Theresa May makes last-ditch plea for MPs to back her Brexit deal

Theresa May has made a last-ditch plea to MPs to get her Withdrawal Agreement over the line and deliver Brexit on May 22.

In a special sitting of the House of Commons on the day initially scheduled for the UK to leave the European Union, the Prime Minister told MPs: “This is the last opportunity to guarantee Brexit.”

Mrs May was buoyed by declarations from hardline Brexiteers including Boris Johnson, Dominic Raab, Jacob Rees-Mogg and Iain Duncan Smith that they will vote with her in the crunch division

As MPs prepared to vote, Mrs May said: “If you want to deliver Brexit, this is the moment.

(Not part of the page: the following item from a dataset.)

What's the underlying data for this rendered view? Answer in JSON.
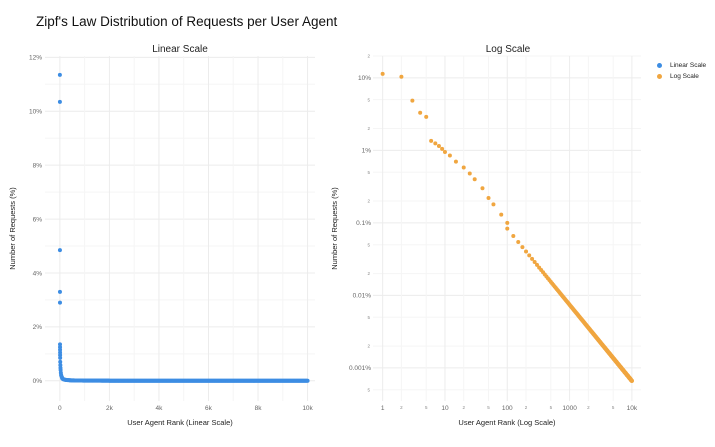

“If you are passionate about making sure the United Kingdom leaves the European Union, back this motion. If you care about our Union and want a deal that protects it, back the motion.

“If you want to honour the referendum, but want Parliament to shape our future relationship, back this motion.

“It’s the right thing for our country, it’s the right thing for our constituents.”

But victory still seemed likely to remain beyond her grasp, as the Democratic Unionist Party and a clutch of influential Leave-backing Tories made clear they will continue to oppose the agreement reached with the remaining 27 EU states in November.

DUP Brexit spokesman Sammy Wilson said the Northern Irish party’s 10 MPs will vote against the agreement because it “betrays the wishes of the vast majority of people who voted to leave”.

Mr Wilson told MPs that passing the deal would make it “impossible to find a way of securing the kind of assurances required to make sure the United Kingdom is not broken up.”

And former Cabinet minister Owen Paterson said that to avoid “catastrophic damage” to their party, Tory MPs must “stand up for the 17.4 million people who voted Leave, firmly resolved to deliver Brexit in full on April 12”.

Withdrawal Agreement: what the government needs to do to win
Withdrawal Agreement: what the government needs to do to win

Labour leader Jeremy Corbyn urged his own MPs to “act in the best interests of their constituents and vote down this unacceptable deal”.

In an apparent bid to woo wavering Labour MPs, Mrs May said the Government would have backed an amendment from the party’s Gareth Snell if it had been selected for debate by Speaker John Bercow.

She promised legislation to put into effect the provisions of the amendment, which would give Parliament the right to set the negotiating mandate for talks on future relations with the EU and require MPs’ authorisation for any deal.

In a special Friday sitting of the Commons, MPs were debating the legally binding treaty segment of the Prime Minister’s Brexit deal, but not the accompanying Political Declaration setting out plans for the future EU/UK relationship.

Attorney General Geoffrey Cox speaks in the House of Commons
Attorney General Geoffrey Cox speaks in the House of Commons

The PM’s decision to split the two parts of the package means it does not qualify as a third attempt to pass a “meaningful vote” on the Government’s Brexit deal.

Under the terms of an agreement with Brussels, a positive vote would qualify the UK for an automatic delay to May 22 of the formal date of Brexit.

Defeat would give the UK until April 12 to ask Brussels for a further extension to Brexit negotiations – which would require it to take part in May’s elections to the European Parliament – or leave the EU without a deal.

European Commission spokesman Margaritis Schinas confirmed that the agreement on its own was “necessary and sufficient” to deliver an orderly Brexit.

But he told a Brussels press conference that the deal must also be ratified by Parliament, something which Brexit legislation makes clear can only happen after the Political Declaration has been approved by MPs.